Mint’s calculations suggest that Indus has been valued at a discount, albeit to a lesser extent, even in the case of a share swap. Shouldn’t Indus have been valued at a premium to Infratel, given its much larger size and better business mix in terms of the number of circles it operates in?

Indus Towers currently operates in 15 telecom service areas (circles) and Bharti Infratel’s operations are focused on the remaining 7 circles. Indus operates 123,639 towers, 3.1 times that of Infratel and its revenues are 2.8 times higher at Rs18,742 crore.

Besides, when American Tower Corp. had bought Idea and Vodafone’s standalone towers last November, the transaction was at a 20% premium to Infratel’s valuations then.

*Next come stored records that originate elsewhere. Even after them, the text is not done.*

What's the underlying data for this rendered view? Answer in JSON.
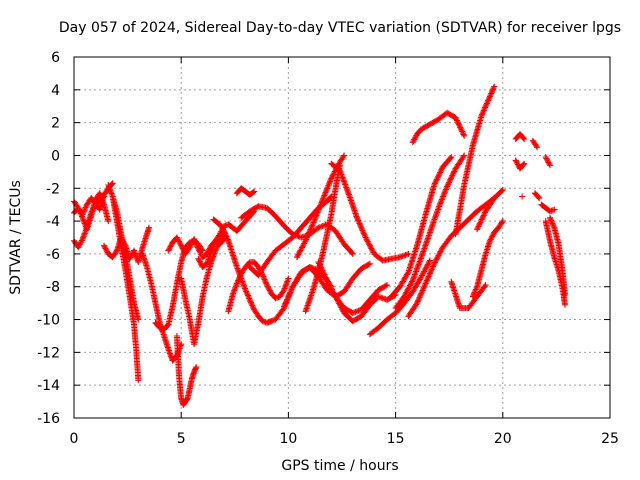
{
  "chart_data": {
    "type": "scatter",
    "title": "Day 057 of 2024, Sidereal Day-to-day VTEC variation (SDTVAR) for receiver lpgs",
    "xlabel": "GPS time / hours",
    "ylabel": "SDTVAR / TECUs",
    "xlim": [
      0,
      25
    ],
    "ylim": [
      -16,
      6
    ],
    "xticks": [
      "0",
      "5",
      "10",
      "15",
      "20",
      "25"
    ],
    "yticks": [
      "-16",
      "-14",
      "-12",
      "-10",
      "-8",
      "-6",
      "-4",
      "-2",
      "0",
      "2",
      "4",
      "6"
    ],
    "grid": true,
    "marker": "+",
    "color": "#ff0000",
    "series": [
      {
        "name": "s01",
        "x": [
          0.0,
          0.2,
          0.4,
          0.6,
          0.8,
          1.0,
          1.2,
          1.4,
          1.6,
          1.8
        ],
        "y": [
          -2.8,
          -3.2,
          -3.6,
          -3.0,
          -2.6,
          -2.9,
          -3.3,
          -2.4,
          -2.0,
          -1.7
        ]
      },
      {
        "name": "s02",
        "x": [
          0.0,
          0.2,
          0.4,
          0.6,
          0.8,
          1.0,
          1.2,
          1.4
        ],
        "y": [
          -5.2,
          -5.6,
          -5.1,
          -4.4,
          -3.5,
          -3.0,
          -2.7,
          -2.5
        ]
      },
      {
        "name": "s03",
        "x": [
          0.0,
          0.2,
          0.4,
          0.6,
          0.8,
          1.0,
          1.2,
          1.4,
          1.6
        ],
        "y": [
          -3.5,
          -3.2,
          -3.8,
          -4.5,
          -3.7,
          -2.7,
          -2.3,
          -3.0,
          -4.0
        ]
      },
      {
        "name": "s04",
        "x": [
          1.6,
          1.8,
          2.0,
          2.2,
          2.4,
          2.6,
          2.8,
          3.0
        ],
        "y": [
          -1.8,
          -2.5,
          -3.4,
          -4.8,
          -6.0,
          -7.5,
          -9.0,
          -10.0
        ]
      },
      {
        "name": "s05",
        "x": [
          1.8,
          2.0,
          2.2,
          2.4,
          2.6,
          2.8,
          2.9,
          3.0
        ],
        "y": [
          -2.5,
          -4.0,
          -5.5,
          -7.0,
          -8.6,
          -10.3,
          -11.8,
          -13.7
        ]
      },
      {
        "name": "s06",
        "x": [
          1.4,
          1.6,
          1.8,
          2.0,
          2.2,
          2.4,
          2.6,
          2.8,
          3.0,
          3.2,
          3.4,
          3.5
        ],
        "y": [
          -5.5,
          -6.0,
          -6.2,
          -5.8,
          -5.0,
          -5.5,
          -6.3,
          -5.8,
          -6.5,
          -5.6,
          -4.8,
          -4.4
        ]
      },
      {
        "name": "s07",
        "x": [
          3.2,
          3.4,
          3.6,
          3.8,
          4.0,
          4.2,
          4.4,
          4.6,
          4.8,
          5.0
        ],
        "y": [
          -6.0,
          -6.8,
          -7.8,
          -9.0,
          -10.2,
          -11.0,
          -11.8,
          -12.5,
          -12.2,
          -11.5
        ]
      },
      {
        "name": "s08",
        "x": [
          3.8,
          4.0,
          4.2,
          4.4,
          4.6,
          4.8,
          5.0,
          5.2,
          5.4,
          5.6,
          5.8,
          6.0
        ],
        "y": [
          -10.2,
          -10.5,
          -10.6,
          -10.3,
          -9.2,
          -7.8,
          -6.5,
          -5.6,
          -5.3,
          -5.2,
          -5.4,
          -5.8
        ]
      },
      {
        "name": "s09",
        "x": [
          4.4,
          4.6,
          4.8,
          5.0,
          5.2,
          5.4,
          5.6,
          5.8,
          6.0,
          6.2,
          6.4,
          6.6,
          6.8,
          7.0
        ],
        "y": [
          -5.8,
          -5.3,
          -5.0,
          -5.5,
          -6.0,
          -5.6,
          -5.1,
          -5.7,
          -6.2,
          -6.0,
          -5.5,
          -5.2,
          -5.4,
          -5.1
        ]
      },
      {
        "name": "s10",
        "x": [
          4.8,
          4.9,
          5.0,
          5.1,
          5.2,
          5.3,
          5.4,
          5.5,
          5.6,
          5.7
        ],
        "y": [
          -11.0,
          -13.5,
          -14.8,
          -15.2,
          -15.0,
          -14.8,
          -14.2,
          -13.6,
          -13.2,
          -12.9
        ]
      },
      {
        "name": "s11",
        "x": [
          5.0,
          5.2,
          5.4,
          5.6,
          5.8,
          6.0,
          6.2,
          6.4,
          6.6,
          6.8,
          7.0
        ],
        "y": [
          -7.5,
          -8.8,
          -10.0,
          -11.5,
          -10.2,
          -8.6,
          -7.4,
          -6.5,
          -5.8,
          -5.2,
          -4.8
        ]
      },
      {
        "name": "s12",
        "x": [
          5.8,
          6.0,
          6.2,
          6.4,
          6.6,
          6.8,
          7.0,
          7.2,
          7.4,
          7.6,
          7.8,
          8.0,
          8.2,
          8.4
        ],
        "y": [
          -6.3,
          -6.8,
          -6.6,
          -5.9,
          -5.2,
          -4.8,
          -4.3,
          -4.2,
          -4.4,
          -4.6,
          -4.3,
          -4.0,
          -3.7,
          -3.4
        ]
      },
      {
        "name": "s13",
        "x": [
          6.5,
          6.8,
          7.0,
          7.2,
          7.4,
          7.6,
          7.8,
          8.0,
          8.2,
          8.4,
          8.6,
          8.8,
          9.0,
          9.2
        ],
        "y": [
          -3.9,
          -4.2,
          -4.6,
          -5.2,
          -6.0,
          -6.8,
          -7.5,
          -8.2,
          -8.8,
          -9.4,
          -9.8,
          -10.1,
          -10.2,
          -10.1
        ]
      },
      {
        "name": "s14",
        "x": [
          7.6,
          7.8,
          8.0,
          8.2,
          8.4
        ],
        "y": [
          -2.3,
          -2.0,
          -2.2,
          -2.4,
          -2.2
        ]
      },
      {
        "name": "s15",
        "x": [
          7.2,
          7.4,
          7.6,
          7.8,
          8.0,
          8.2,
          8.4,
          8.6,
          8.8,
          9.0,
          9.2,
          9.4,
          9.6,
          9.8,
          10.0
        ],
        "y": [
          -9.5,
          -8.5,
          -7.8,
          -7.2,
          -6.8,
          -6.5,
          -6.5,
          -6.8,
          -7.3,
          -7.9,
          -8.4,
          -8.7,
          -8.6,
          -8.2,
          -7.5
        ]
      },
      {
        "name": "s16",
        "x": [
          7.8,
          8.2,
          8.6,
          9.0,
          9.4,
          9.8,
          10.2,
          10.6,
          11.0,
          11.4,
          11.8,
          12.2,
          12.6,
          13.0
        ],
        "y": [
          -3.8,
          -3.4,
          -3.1,
          -3.2,
          -3.7,
          -4.3,
          -4.8,
          -5.0,
          -4.8,
          -4.4,
          -4.2,
          -4.6,
          -5.4,
          -6.0
        ]
      },
      {
        "name": "s17",
        "x": [
          8.2,
          8.6,
          9.0,
          9.4,
          9.8,
          10.2,
          10.6,
          11.0,
          11.4,
          11.8,
          12.0
        ],
        "y": [
          -6.8,
          -7.3,
          -6.5,
          -5.8,
          -5.4,
          -5.0,
          -4.4,
          -3.8,
          -3.2,
          -2.8,
          -2.5
        ]
      },
      {
        "name": "s18",
        "x": [
          9.0,
          9.4,
          9.8,
          10.2,
          10.6,
          11.0,
          11.4,
          11.8,
          12.0
        ],
        "y": [
          -10.2,
          -10.0,
          -9.3,
          -8.0,
          -7.1,
          -6.8,
          -7.0,
          -7.6,
          -8.0
        ]
      },
      {
        "name": "s19",
        "x": [
          9.8,
          10.2,
          10.6,
          11.0,
          11.4,
          11.8,
          12.2,
          12.6,
          13.0,
          13.4,
          13.8
        ],
        "y": [
          -9.2,
          -8.0,
          -7.2,
          -6.8,
          -7.4,
          -8.2,
          -8.6,
          -8.3,
          -7.5,
          -6.9,
          -6.6
        ]
      },
      {
        "name": "s20",
        "x": [
          10.4,
          10.8,
          11.2,
          11.6,
          12.0,
          12.4,
          12.6
        ],
        "y": [
          -6.2,
          -5.2,
          -4.0,
          -2.7,
          -1.4,
          -0.4,
          0.0
        ]
      },
      {
        "name": "s21",
        "x": [
          10.8,
          11.2,
          11.6,
          12.0,
          12.2,
          12.4
        ],
        "y": [
          -9.5,
          -8.0,
          -6.0,
          -3.6,
          -2.0,
          -0.6
        ]
      },
      {
        "name": "s22",
        "x": [
          11.4,
          11.8,
          12.2,
          12.6,
          13.0,
          13.4,
          13.8,
          14.2,
          14.6
        ],
        "y": [
          -6.5,
          -7.6,
          -8.6,
          -9.3,
          -9.6,
          -9.4,
          -8.8,
          -8.2,
          -7.9
        ]
      },
      {
        "name": "s23",
        "x": [
          11.8,
          12.2,
          12.6,
          13.0,
          13.4,
          13.8,
          14.2,
          14.6,
          15.0
        ],
        "y": [
          -7.8,
          -8.6,
          -9.6,
          -10.1,
          -9.8,
          -9.1,
          -8.6,
          -8.8,
          -8.5
        ]
      },
      {
        "name": "s24",
        "x": [
          12.0,
          12.4,
          12.8,
          13.2,
          13.6,
          14.0,
          14.4,
          14.8,
          15.2,
          15.6
        ],
        "y": [
          -0.5,
          -0.9,
          -2.3,
          -3.8,
          -5.0,
          -6.0,
          -6.4,
          -6.3,
          -6.2,
          -6.0
        ]
      },
      {
        "name": "s25",
        "x": [
          13.8,
          14.2,
          14.6,
          15.0,
          15.4,
          15.8,
          16.2,
          16.6
        ],
        "y": [
          -10.9,
          -10.5,
          -10.0,
          -9.6,
          -9.0,
          -8.3,
          -7.4,
          -6.4
        ]
      },
      {
        "name": "s26",
        "x": [
          15.0,
          15.4,
          15.8,
          16.2,
          16.6,
          17.0,
          17.4,
          17.8,
          18.2
        ],
        "y": [
          -9.3,
          -8.6,
          -7.6,
          -6.2,
          -4.7,
          -3.2,
          -1.9,
          -0.8,
          0.0
        ]
      },
      {
        "name": "s27",
        "x": [
          14.8,
          15.2,
          15.6,
          16.0,
          16.4,
          16.8,
          17.2,
          17.6
        ],
        "y": [
          -8.6,
          -8.0,
          -7.1,
          -5.5,
          -3.6,
          -1.8,
          -0.7,
          -0.1
        ]
      },
      {
        "name": "s28",
        "x": [
          15.6,
          16.0,
          16.4,
          16.8,
          17.2,
          17.6,
          18.0,
          18.4,
          18.8,
          19.2,
          19.6
        ],
        "y": [
          -9.8,
          -9.0,
          -7.8,
          -6.6,
          -5.6,
          -4.9,
          -4.4,
          -3.9,
          -3.4,
          -3.0,
          -2.6
        ]
      },
      {
        "name": "s29",
        "x": [
          15.8,
          16.0,
          16.2,
          16.6,
          17.0,
          17.4,
          17.8,
          18.2
        ],
        "y": [
          0.8,
          1.3,
          1.6,
          1.9,
          2.2,
          2.6,
          2.3,
          1.2
        ]
      },
      {
        "name": "s30",
        "x": [
          17.6,
          17.8,
          18.0,
          18.4,
          18.8,
          19.2
        ],
        "y": [
          -7.7,
          -8.5,
          -9.3,
          -9.3,
          -8.6,
          -7.9
        ]
      },
      {
        "name": "s31",
        "x": [
          18.6,
          18.8,
          19.0,
          19.2,
          19.4,
          19.6,
          19.8,
          20.0
        ],
        "y": [
          -8.6,
          -8.0,
          -7.0,
          -6.0,
          -5.2,
          -4.7,
          -4.4,
          -4.0
        ]
      },
      {
        "name": "s32",
        "x": [
          17.8,
          18.2,
          18.6,
          19.0,
          19.4,
          19.6
        ],
        "y": [
          -4.8,
          -1.8,
          0.6,
          2.4,
          3.6,
          4.2
        ]
      },
      {
        "name": "s33",
        "x": [
          18.8,
          19.2,
          19.6,
          20.0
        ],
        "y": [
          -4.5,
          -3.4,
          -2.6,
          -2.1
        ]
      },
      {
        "name": "s34",
        "x": [
          20.6,
          20.8,
          21.0
        ],
        "y": [
          1.0,
          1.3,
          1.0
        ]
      },
      {
        "name": "s35",
        "x": [
          20.6,
          20.8,
          21.0
        ],
        "y": [
          -0.3,
          -0.8,
          -0.5
        ]
      },
      {
        "name": "s36",
        "x": [
          21.4,
          21.6
        ],
        "y": [
          0.9,
          0.5
        ]
      },
      {
        "name": "s37",
        "x": [
          21.5,
          21.7
        ],
        "y": [
          -2.3,
          -2.6
        ]
      },
      {
        "name": "s38",
        "x": [
          20.9
        ],
        "y": [
          -2.5
        ]
      },
      {
        "name": "s39",
        "x": [
          22.0,
          22.2
        ],
        "y": [
          -0.1,
          -0.6
        ]
      },
      {
        "name": "s40",
        "x": [
          21.8,
          22.0,
          22.2,
          22.4
        ],
        "y": [
          -3.0,
          -3.2,
          -3.4,
          -3.3
        ]
      },
      {
        "name": "s41",
        "x": [
          22.0,
          22.2,
          22.4,
          22.6,
          22.8,
          22.9
        ],
        "y": [
          -4.0,
          -5.2,
          -6.2,
          -7.0,
          -8.2,
          -9.1
        ]
      },
      {
        "name": "s42",
        "x": [
          22.2,
          22.4,
          22.6,
          22.8,
          22.9
        ],
        "y": [
          -3.8,
          -4.4,
          -5.4,
          -7.2,
          -8.5
        ]
      }
    ]
  }
}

But on the flip side, Infratel’s leaner operation generates a considerably higher profit margin. Besides, Airtel will be settling for joint control of the company with Vodafone, even though it will have a higher stake in the merged entity. As such, there are arguments both ways and the decision to favour Infratel’s shareholders may not be something to split hairs about. But Idea’s decision to settle for an additional discount in case of a cash transaction suggests nervousness about its cash position. In some such cases, where a company is selling a block of shares and giving up control, they even manage to get a premium.

Note also that proceeds from the Indus stake sale is lower than what analysts anticipated. Some analysts assumed inflows will be in the region of Rs8,500-9,000 crore, whereas Idea will get only Rs6,500 crore if it sells its stake to Infratel. A stock exchange announcement by Bharti Airtel Ltd suggests a possible deal with a consortium of PE investors didn’t materialise, which perhaps explains why Indus’s selling shareholders have to settle for lower valuations. Infratel shares have also corrected since the ATC deal, which made things worse.

All of this means that Idea’s leverage ahead of its merger with Vodafone will be higher than estimates. Meanwhile, losses and cash burn continue to worsen. In the December quarter, Idea’s Ebitda was about sufficient to meet interest costs; in the March quarter, Ebitda is expected to fall short by a margin. After accounting for capex as well, the dent in balance sheet will be significant. From the looks of it, Idea’s financials won’t be a pretty sight when it eventually merges with Vodafone India Ltd.